Cesáreo Baragaño

Personal information
- Full name: Cesáreo Baragaño Álvarez
- Date of birth: 3 August 1907
- Place of birth: Mieres, Spain
- Date of death: 15 July 1970 (aged 62)
- Place of death: Spain
- Position: Midfielder

Senior career*
- Years: Team / Apps / (Gls)
- 1927–1928: Racing de Sama
- 1928–1934: Racing de Santander
- 1934–1935: Real Betis

Managerial career
- 1935: Racing de Sama
- 1942: Real Betis

= Cesáreo Baragaño =

Spanish footballer and manager (1907–1970)

Cesáreo Baragaño Álvarez (3 August 1907 – 15 July 1970) was a Spanish footballer who played as a midfielder for Racing de Santander and Real Betis in the early 1920s. He later coached Betis in the 1942–43 season.

==Playing career==
Born in the Asturias town of Mieres on 3 August 1907, Baragaño began his football career at Racing de Sama, from which he joined Racing de Santander in 1928, with whom he played for six years, until 1934, scoring a total of 8 goals in 50 La Liga matches, and playing a crucial role in the Racing team that finished runner-up in the 1930–31 La Liga season. He also played for Racing de Córdoba.

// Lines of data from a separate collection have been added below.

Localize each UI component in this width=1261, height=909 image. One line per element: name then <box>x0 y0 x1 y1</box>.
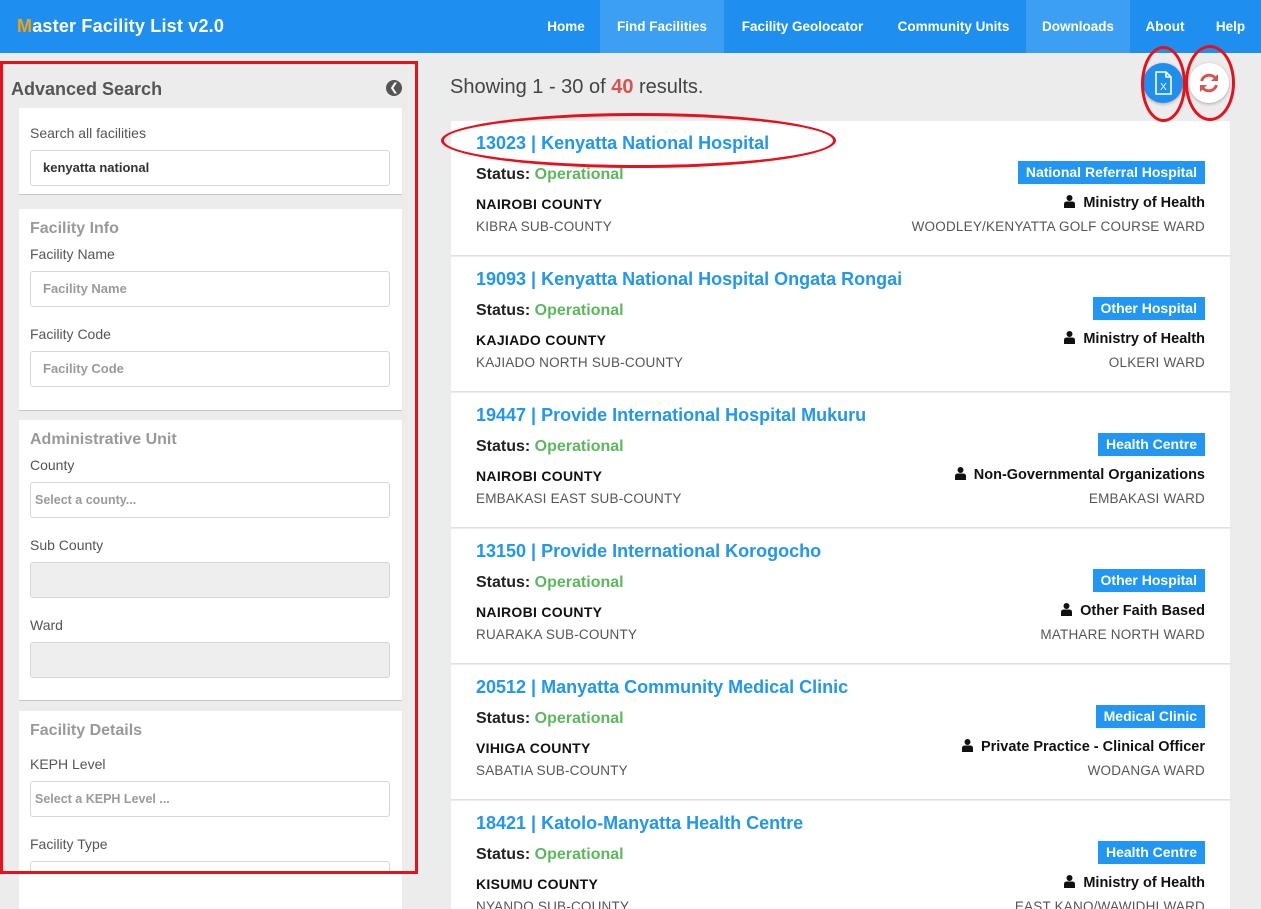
nav-home[interactable]: Home <box>532 0 600 53</box>
chevron-left-icon[interactable]: ❮ <box>386 80 402 96</box>
ward-text: EMBAKASI WARD <box>1088 491 1205 506</box>
ward-select[interactable] <box>30 642 390 678</box>
owner-text: Private Practice - Clinical Officer <box>961 739 1205 755</box>
ward-text: EAST KANO/WAWIDHI WARD <box>1014 899 1205 909</box>
nav-about[interactable]: About <box>1130 0 1200 53</box>
status-text: Status: Operational <box>476 846 624 863</box>
brand-logo[interactable]: Master Facility List v2.0 <box>17 16 224 37</box>
result-card: 19093 | Kenyatta National Hospital Ongat… <box>451 257 1230 392</box>
facility-link[interactable]: 20512 | Manyatta Community Medical Clini… <box>476 677 848 698</box>
county-text: VIHIGA COUNTY <box>476 740 591 756</box>
nav-find-facilities[interactable]: Find Facilities <box>600 0 724 53</box>
status-text: Status: Operational <box>476 574 624 591</box>
owner-text: Non-Governmental Organizations <box>954 467 1205 483</box>
county-text: KISUMU COUNTY <box>476 876 599 892</box>
facility-type-badge: Medical Clinic <box>1095 705 1205 728</box>
facility-type-select[interactable]: Select a facility type... <box>30 861 390 873</box>
facility-code-label: Facility Code <box>30 326 111 342</box>
facility-type-badge: Health Centre <box>1097 433 1205 456</box>
nav-help[interactable]: Help <box>1200 0 1261 53</box>
user-icon <box>1064 195 1076 208</box>
facility-link[interactable]: 13023 | Kenyatta National Hospital <box>476 133 769 154</box>
status-text: Status: Operational <box>476 302 624 319</box>
results-count: Showing 1 - 30 of 40 results. <box>450 76 704 98</box>
user-icon <box>1064 875 1076 888</box>
search-input[interactable]: kenyatta national <box>30 150 390 186</box>
keph-level-label: KEPH Level <box>30 756 106 772</box>
result-card: 13023 | Kenyatta National Hospital Statu… <box>451 121 1230 256</box>
owner-text: Ministry of Health <box>1064 195 1205 211</box>
result-card: 18421 | Katolo-Manyatta Health Centre St… <box>451 801 1230 909</box>
search-panel: Search all facilities kenyatta national <box>19 108 402 195</box>
owner-text: Other Faith Based <box>1061 603 1205 619</box>
nav-facility-geolocator[interactable]: Facility Geolocator <box>724 0 881 53</box>
county-text: NAIROBI COUNTY <box>476 604 603 620</box>
facility-type-badge: Other Hospital <box>1092 297 1205 320</box>
subcounty-text: SABATIA SUB-COUNTY <box>476 763 628 778</box>
subcounty-select[interactable] <box>30 562 390 598</box>
owner-text: Ministry of Health <box>1064 331 1205 347</box>
status-text: Status: Operational <box>476 166 624 183</box>
top-navbar: Master Facility List v2.0 Home Find Faci… <box>0 0 1261 53</box>
facility-name-label: Facility Name <box>30 246 115 262</box>
facility-type-badge: National Referral Hospital <box>1017 161 1205 184</box>
ward-label: Ward <box>30 617 63 633</box>
result-card: 13150 | Provide International Korogocho … <box>451 529 1230 664</box>
facility-info-panel: Facility Info Facility Name Facility Nam… <box>19 209 402 411</box>
subcounty-text: RUARAKA SUB-COUNTY <box>476 627 638 642</box>
owner-text: Ministry of Health <box>1064 875 1205 891</box>
facility-link[interactable]: 18421 | Katolo-Manyatta Health Centre <box>476 813 803 834</box>
sidebar-title: Advanced Search <box>11 79 163 99</box>
ward-text: MATHARE NORTH WARD <box>1040 627 1205 642</box>
facility-details-title: Facility Details <box>30 722 143 739</box>
user-icon <box>961 739 973 752</box>
subcounty-text: KAJIADO NORTH SUB-COUNTY <box>476 355 684 370</box>
subcounty-text: NYANDO SUB-COUNTY <box>476 899 630 909</box>
search-label: Search all facilities <box>30 125 146 141</box>
ward-text: WODANGA WARD <box>1087 763 1205 778</box>
keph-level-select[interactable]: Select a KEPH Level ... <box>30 781 390 817</box>
facility-type-badge: Other Hospital <box>1092 569 1205 592</box>
facility-link[interactable]: 19093 | Kenyatta National Hospital Ongat… <box>476 269 902 290</box>
administrative-unit-panel: Administrative Unit County Select a coun… <box>19 420 402 701</box>
facility-type-label: Facility Type <box>30 836 108 852</box>
user-icon <box>1064 331 1076 344</box>
ward-text: OLKERI WARD <box>1108 355 1205 370</box>
facility-link[interactable]: 13150 | Provide International Korogocho <box>476 541 821 562</box>
ward-text: WOODLEY/KENYATTA GOLF COURSE WARD <box>911 219 1205 234</box>
county-label: County <box>30 457 75 473</box>
county-text: NAIROBI COUNTY <box>476 196 603 212</box>
sidebar-overflow <box>19 874 402 909</box>
refresh-button[interactable] <box>1189 63 1229 103</box>
nav-community-units[interactable]: Community Units <box>881 0 1026 53</box>
result-card: 19447 | Provide International Hospital M… <box>451 393 1230 528</box>
user-icon <box>954 467 966 480</box>
excel-file-icon: X <box>1155 71 1172 95</box>
facility-link[interactable]: 19447 | Provide International Hospital M… <box>476 405 866 426</box>
result-card: 20512 | Manyatta Community Medical Clini… <box>451 665 1230 800</box>
facility-code-input[interactable]: Facility Code <box>30 351 390 387</box>
subcounty-text: KIBRA SUB-COUNTY <box>476 219 612 234</box>
admin-unit-title: Administrative Unit <box>30 431 177 448</box>
status-text: Status: Operational <box>476 438 624 455</box>
status-text: Status: Operational <box>476 710 624 727</box>
svg-text:X: X <box>1160 82 1167 93</box>
nav-downloads[interactable]: Downloads <box>1026 0 1130 53</box>
export-excel-button[interactable]: X <box>1143 63 1183 103</box>
facility-info-title: Facility Info <box>30 220 119 237</box>
facility-details-panel: Facility Details KEPH Level Select a KEP… <box>19 711 402 873</box>
user-icon <box>1061 603 1073 616</box>
subcounty-label: Sub County <box>30 537 104 553</box>
subcounty-text: EMBAKASI EAST SUB-COUNTY <box>476 491 682 506</box>
advanced-search-sidebar: Advanced Search ❮ Search all facilities … <box>0 61 418 873</box>
county-text: NAIROBI COUNTY <box>476 468 603 484</box>
county-text: KAJIADO COUNTY <box>476 332 607 348</box>
county-select[interactable]: Select a county... <box>30 482 390 518</box>
facility-type-badge: Health Centre <box>1097 841 1205 864</box>
refresh-icon <box>1200 73 1218 93</box>
facility-name-input[interactable]: Facility Name <box>30 271 390 307</box>
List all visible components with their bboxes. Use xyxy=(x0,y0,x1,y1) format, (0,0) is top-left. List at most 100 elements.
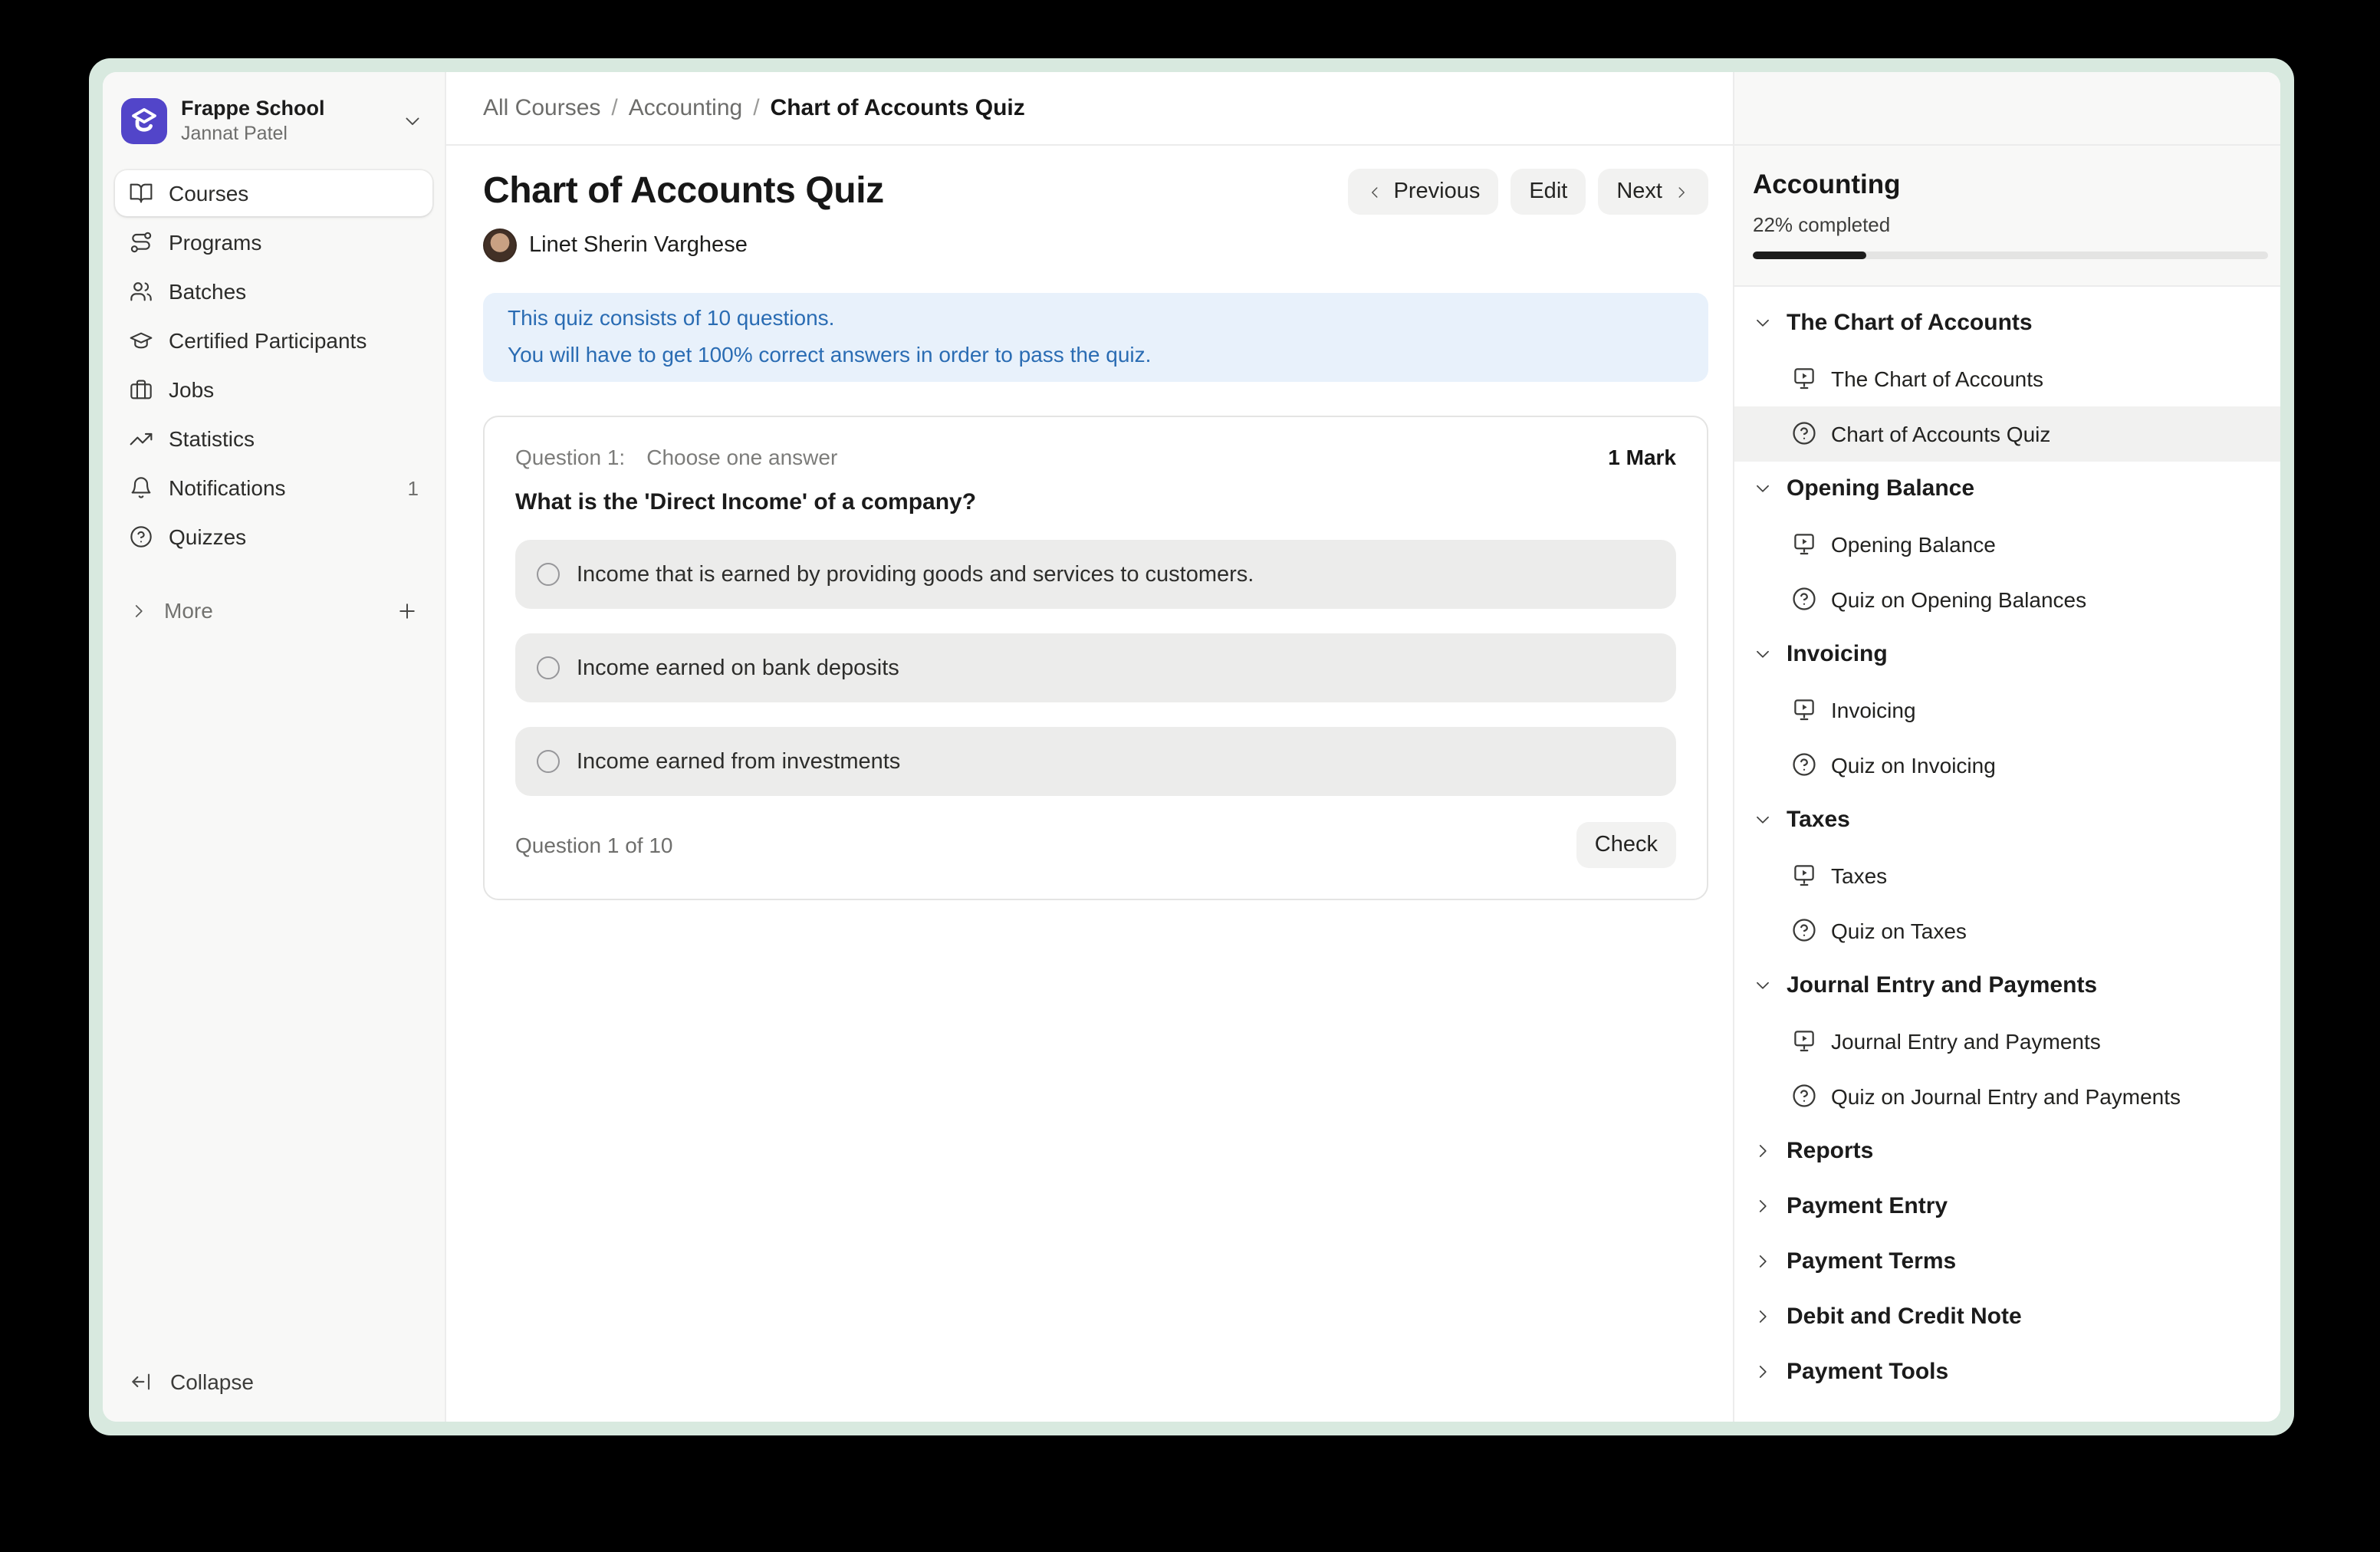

In 1934, Baragaño joined Real Betis, making his debut in a Mancomunado Levante-Sur Championship match against Hércules in September, which ended in a 1–0 loss. He went on to play one friendly and four Mancomunado matches during the fall of 1934, but a serious knee injury forced him to retire, thus not being officially a member of the Betis team that won the 1934–35 La Liga title, the only league title in club's history.

==Managerial career==
That same season, Baragaño returned to his native Asturias, where he coached a few local teams, such as Racing de Sama in 1935, but without any experience in professional coaching. Nonetheless, in 1942, he replaced Patrick O'Connell as the new coach of Real Betis, but only because the club's directors were convinced to do so by O'Connell, who had worked with him in 1935. He oversaw 13 Betis matches, which ended in 1 win, 3 draws, and 9 losses as the club was relegated to the Segunda División. During one of those matches, Baragaño was forced to field an outfield player as the goalkeeper, ultimately choosing midfielder Francisco Gómez, who went on to replace Baragaño as the new coach of Betis in December 1942. The following month, in January 1943, in an interview to the Spanish newspaper Marca, he blamed his poor results on the fact that when he took charge, it was already "too late to start building a team that would honorably defend Betis' colors", stating that he even attempted to scout players on various places, but "others had gotten up earlier".

==Military career==
Baragaño fought in the Spanish Civil War; in February 1938, he was a seargent, and in December 1938, he was a member of the second Disciplinary Battalion.

==Death==
Baragaño died on 15 July 1970, at the age of 62.